Webinar3

Webinar3: Preserving and Archiving Oral History Collections

February 15, 2023 | 12:00 p.m. CST
Our third webinar will explore best practices and considerations for ethically informed preservation and archiving of oral history

 

Recording | Speakers

Recording

Speakers:

Carla Alvarez is the U.S. Latina/o Archivist at the University of Texas at Austin Libraries, where she is responsible for the Voces Oral History collection. In her work, Alvarez leads processing activities and preservation of Latinx archival collections, provides reference services, and participates in collection development, donor relations and outreach. Additionally, she has presented on archival inclusivity at the 2019 Annual Meeting of the Society of American Archivists. She is also actively involved with the Texas Archival Resources Online (TARO), a freely accessible platform for searching finding aids from repositories across Texas.

 

Mark Phillips is Associate Director of Associate Dean for Digital Libraries, UNT Libraries.

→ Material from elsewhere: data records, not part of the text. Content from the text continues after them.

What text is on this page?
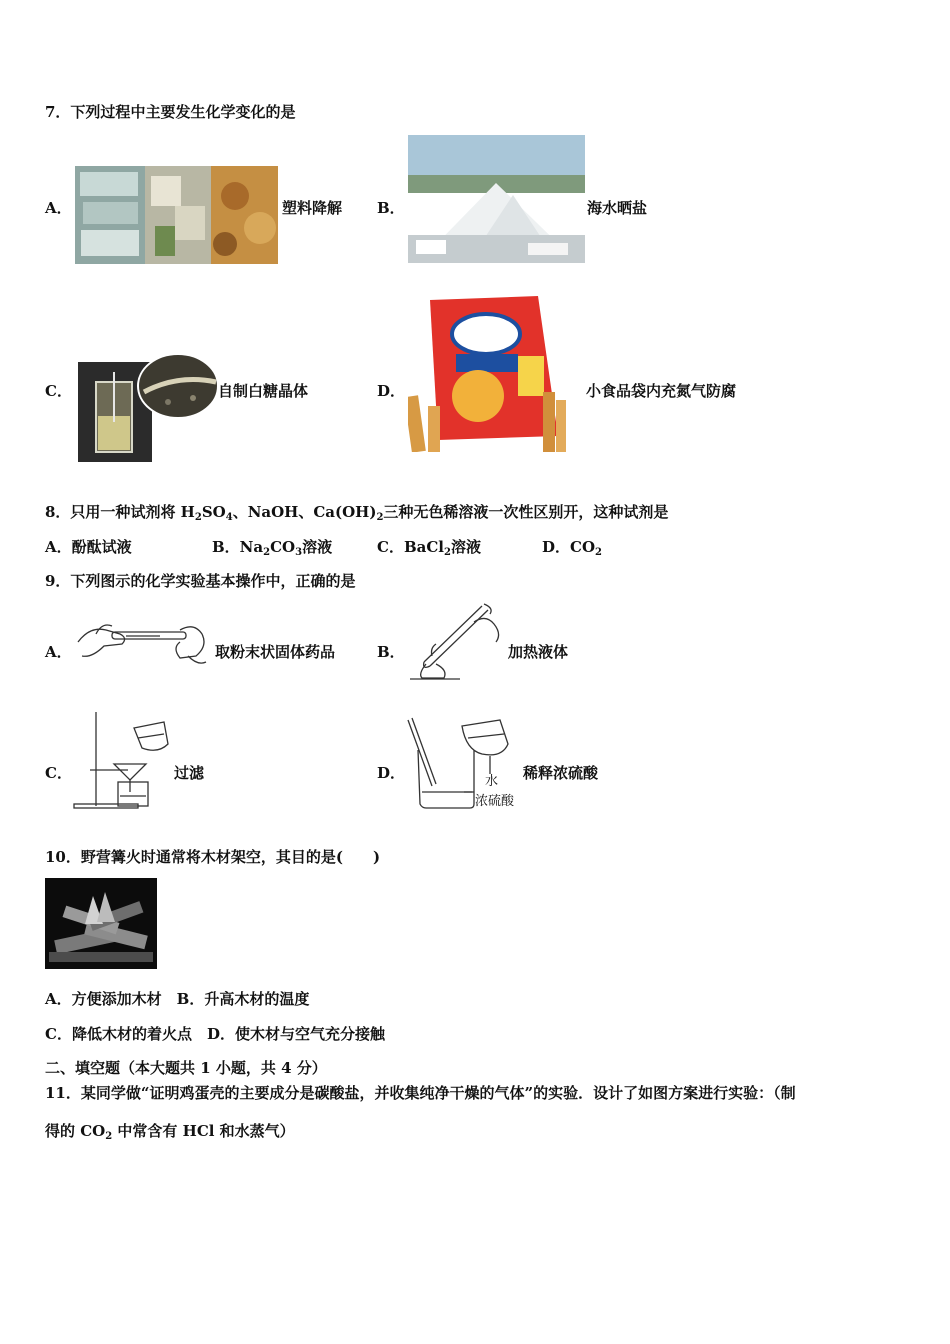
7．下列过程中主要发生化学变化的是
A．	塑料降解 B．	海水晒盐
C．	自制白糖晶体	D．	小食品袋内充氮气防腐
8．只用一种试剂将 $H_2SO_4$、NaOH、$Ca(OH)_2$三种无色稀溶液一次性区别开，这种试剂是
A．酚酞试液	B．$Na_2CO_3$溶液	C．BaCl$_2$溶液	D．$CO_2$
9．下列图示的化学实验基本操作中，正确的是
A．	取粉末状固体药品	B．	加热液体
C．	过滤	D．	水
浓硫酸
稀释浓硫酸
10．野营篝火时通常将木材架空，其目的是(　　)
A．方便添加木材　B．升高木材的温度
C．降低木材的着火点　D．使木材与空气充分接触
二、填空题（本大题共 1 小题，共 4 分）
11．某同学做“证明鸡蛋壳的主要成分是碳酸盐，并收集纯净干燥的气体”的实验．设计了如图方案进行实验：（制
得的 $CO_2$ 中常含有 HCl 和水蒸气）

He has been involved in a number of research projects related to metadata change, metadata quality, user interface development for digital libraries, and web archiving. He is the architect of the UNT Libraries digital libraries’ infrastructure, including the Portal to Texas History and the Gateway to Oklahoma History. 

 

Lae’l Hughes-Watkins is the University Archivist at the University of Maryland and the creator of the reparative archives framework. She is also a founder of Project STAND, the first-of-its-kind collaborative effort among archival repositories within academic institutions across the country to create an online portal featuring analog and digital collections that document student activism primarily focused on historically marginalized communities.

 

Francena F. L. Turner is a CLIR/Melon Fellow and Postdoctoral Associate for Data Curation in African American History and Culture. In her current role, she is the project manager & principal interviewer for an oral history project that is a part of the Reparative Oral Histories Initiative. Oral history is central in much of her work. She engages in excavation work in an effort to bridge the past and present. Her research interests include histories of Black education, Black women’s higher education, activist scholars, & Black Feminism(s). Her research focuses on historical and contemporary issues of equity, agency, and thriving in education through critical study of minoritized student experiences.